In an audio message broadcast Sunday on the Arabic network Al-Jazeera, a man identified as the leader of al-Qaida in the Islamic Maghreb said Michel Germaneau was killed in retaliation for the death of six al-Qaida members during the raid conducted last week in Mali by Mauritanian troops backed by French special forces.

The al-Qaida leader said French President Nicolas Sarkozy was unable to free Germaneau through a "failed" military operation.

French officials refused to confirm the audio message.

Germaneau, a 78-year-old engineer, was kidnapped with his Algerian driver near Niger's border with Algeria and Mali in April.  The driver was later released.

A French official said French forces found no trace of Germaneau during last week's military operation.

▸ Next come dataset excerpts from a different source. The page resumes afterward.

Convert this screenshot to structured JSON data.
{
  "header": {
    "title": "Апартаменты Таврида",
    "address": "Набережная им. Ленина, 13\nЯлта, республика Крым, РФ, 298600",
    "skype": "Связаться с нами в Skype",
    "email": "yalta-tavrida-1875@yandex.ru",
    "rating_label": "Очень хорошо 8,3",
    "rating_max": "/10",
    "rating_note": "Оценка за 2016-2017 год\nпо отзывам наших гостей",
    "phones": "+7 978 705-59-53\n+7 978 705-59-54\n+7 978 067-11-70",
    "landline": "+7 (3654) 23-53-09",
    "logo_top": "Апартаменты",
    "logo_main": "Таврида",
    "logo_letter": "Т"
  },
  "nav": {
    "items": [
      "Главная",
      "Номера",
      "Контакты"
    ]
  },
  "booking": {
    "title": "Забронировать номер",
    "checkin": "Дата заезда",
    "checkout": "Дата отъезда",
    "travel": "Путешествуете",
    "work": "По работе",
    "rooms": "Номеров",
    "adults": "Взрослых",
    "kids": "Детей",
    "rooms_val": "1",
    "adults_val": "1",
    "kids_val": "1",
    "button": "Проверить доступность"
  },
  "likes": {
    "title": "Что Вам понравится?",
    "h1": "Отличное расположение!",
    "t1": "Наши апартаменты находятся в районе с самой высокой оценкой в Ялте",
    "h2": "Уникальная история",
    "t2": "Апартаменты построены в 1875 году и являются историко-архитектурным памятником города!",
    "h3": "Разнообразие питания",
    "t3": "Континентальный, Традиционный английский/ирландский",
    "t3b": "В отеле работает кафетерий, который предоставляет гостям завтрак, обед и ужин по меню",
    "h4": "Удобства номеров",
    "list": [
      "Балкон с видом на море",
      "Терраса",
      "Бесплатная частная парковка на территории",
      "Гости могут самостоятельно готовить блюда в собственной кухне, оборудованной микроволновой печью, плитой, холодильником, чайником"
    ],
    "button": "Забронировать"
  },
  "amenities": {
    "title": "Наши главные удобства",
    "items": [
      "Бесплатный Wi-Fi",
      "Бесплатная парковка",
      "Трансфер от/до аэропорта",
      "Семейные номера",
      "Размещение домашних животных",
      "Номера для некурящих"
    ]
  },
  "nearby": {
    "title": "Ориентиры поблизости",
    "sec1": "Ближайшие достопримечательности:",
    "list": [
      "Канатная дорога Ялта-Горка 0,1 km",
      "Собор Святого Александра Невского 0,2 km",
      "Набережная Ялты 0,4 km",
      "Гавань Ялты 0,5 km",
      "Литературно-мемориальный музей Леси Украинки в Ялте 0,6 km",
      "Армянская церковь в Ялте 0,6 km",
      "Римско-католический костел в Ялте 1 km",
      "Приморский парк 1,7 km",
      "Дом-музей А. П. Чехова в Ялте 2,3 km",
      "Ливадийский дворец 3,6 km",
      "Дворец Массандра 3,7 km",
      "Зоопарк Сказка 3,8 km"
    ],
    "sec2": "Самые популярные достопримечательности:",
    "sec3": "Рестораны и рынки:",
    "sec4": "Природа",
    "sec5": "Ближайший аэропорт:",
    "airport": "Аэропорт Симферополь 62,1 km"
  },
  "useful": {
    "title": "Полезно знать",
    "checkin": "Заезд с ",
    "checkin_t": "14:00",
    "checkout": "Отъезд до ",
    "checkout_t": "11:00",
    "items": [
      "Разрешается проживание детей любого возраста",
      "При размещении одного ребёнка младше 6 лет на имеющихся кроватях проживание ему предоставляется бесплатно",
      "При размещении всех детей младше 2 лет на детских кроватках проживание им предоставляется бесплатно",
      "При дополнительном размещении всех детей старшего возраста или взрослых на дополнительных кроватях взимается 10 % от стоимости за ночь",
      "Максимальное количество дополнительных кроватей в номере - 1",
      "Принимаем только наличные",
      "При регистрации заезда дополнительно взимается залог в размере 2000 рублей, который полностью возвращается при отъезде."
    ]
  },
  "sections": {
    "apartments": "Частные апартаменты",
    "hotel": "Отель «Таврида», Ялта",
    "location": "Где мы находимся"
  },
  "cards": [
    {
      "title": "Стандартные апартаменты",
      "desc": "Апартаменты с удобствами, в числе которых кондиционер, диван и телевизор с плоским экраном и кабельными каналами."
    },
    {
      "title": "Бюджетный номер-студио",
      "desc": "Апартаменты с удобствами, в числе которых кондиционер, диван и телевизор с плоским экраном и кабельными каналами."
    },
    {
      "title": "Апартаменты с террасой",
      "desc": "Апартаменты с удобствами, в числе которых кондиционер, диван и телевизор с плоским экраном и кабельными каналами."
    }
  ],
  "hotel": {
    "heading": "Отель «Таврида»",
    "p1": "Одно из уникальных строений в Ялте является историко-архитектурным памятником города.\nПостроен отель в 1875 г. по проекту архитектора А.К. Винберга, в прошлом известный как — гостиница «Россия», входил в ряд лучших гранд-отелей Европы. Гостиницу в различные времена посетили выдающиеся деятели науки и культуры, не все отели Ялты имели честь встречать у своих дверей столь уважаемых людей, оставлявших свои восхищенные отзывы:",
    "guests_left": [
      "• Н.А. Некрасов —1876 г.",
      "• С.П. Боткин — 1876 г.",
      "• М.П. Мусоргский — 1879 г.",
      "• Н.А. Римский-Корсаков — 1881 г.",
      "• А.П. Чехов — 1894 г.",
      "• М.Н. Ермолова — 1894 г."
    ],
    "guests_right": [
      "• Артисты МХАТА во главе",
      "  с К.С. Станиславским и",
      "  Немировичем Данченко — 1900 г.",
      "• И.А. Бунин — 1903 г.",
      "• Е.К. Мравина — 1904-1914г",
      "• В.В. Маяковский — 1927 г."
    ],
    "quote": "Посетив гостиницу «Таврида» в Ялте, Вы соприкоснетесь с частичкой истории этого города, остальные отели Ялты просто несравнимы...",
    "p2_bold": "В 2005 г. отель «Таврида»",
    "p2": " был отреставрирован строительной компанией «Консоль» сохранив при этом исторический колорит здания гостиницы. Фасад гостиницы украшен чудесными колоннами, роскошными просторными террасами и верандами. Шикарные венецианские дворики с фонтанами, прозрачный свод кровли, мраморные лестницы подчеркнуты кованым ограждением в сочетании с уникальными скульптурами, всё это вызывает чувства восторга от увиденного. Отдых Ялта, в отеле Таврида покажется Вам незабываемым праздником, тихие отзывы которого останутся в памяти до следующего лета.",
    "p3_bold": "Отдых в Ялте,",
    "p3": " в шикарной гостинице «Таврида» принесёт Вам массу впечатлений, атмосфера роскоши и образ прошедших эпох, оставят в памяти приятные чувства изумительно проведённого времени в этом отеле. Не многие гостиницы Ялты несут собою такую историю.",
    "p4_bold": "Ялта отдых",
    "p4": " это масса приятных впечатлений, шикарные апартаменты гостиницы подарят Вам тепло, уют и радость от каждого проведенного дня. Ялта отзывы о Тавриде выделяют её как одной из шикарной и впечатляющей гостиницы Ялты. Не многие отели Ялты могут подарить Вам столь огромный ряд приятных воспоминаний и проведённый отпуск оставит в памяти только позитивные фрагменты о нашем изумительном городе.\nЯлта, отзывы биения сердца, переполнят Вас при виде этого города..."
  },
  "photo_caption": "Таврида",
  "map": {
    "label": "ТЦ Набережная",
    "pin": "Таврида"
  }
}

Al-Qaida in the Islamic Maghreb had given France until Monday to arrange a prisoner exchange for Germaneau's release.  The group threatened to kill him if Paris did not meet the deadline.

The terrorist group operates across a vast desert region that includes Algeria, Mali, Niger, and Mauritania.

Al-Qaida in the Islamic Maghreb killed British captive Edwin Dyer last year after Britain refused to yield to its demands.  It is now holding two Spanish aid workers kidnapped last year.  

Some information for this report provided by AP and Reuters.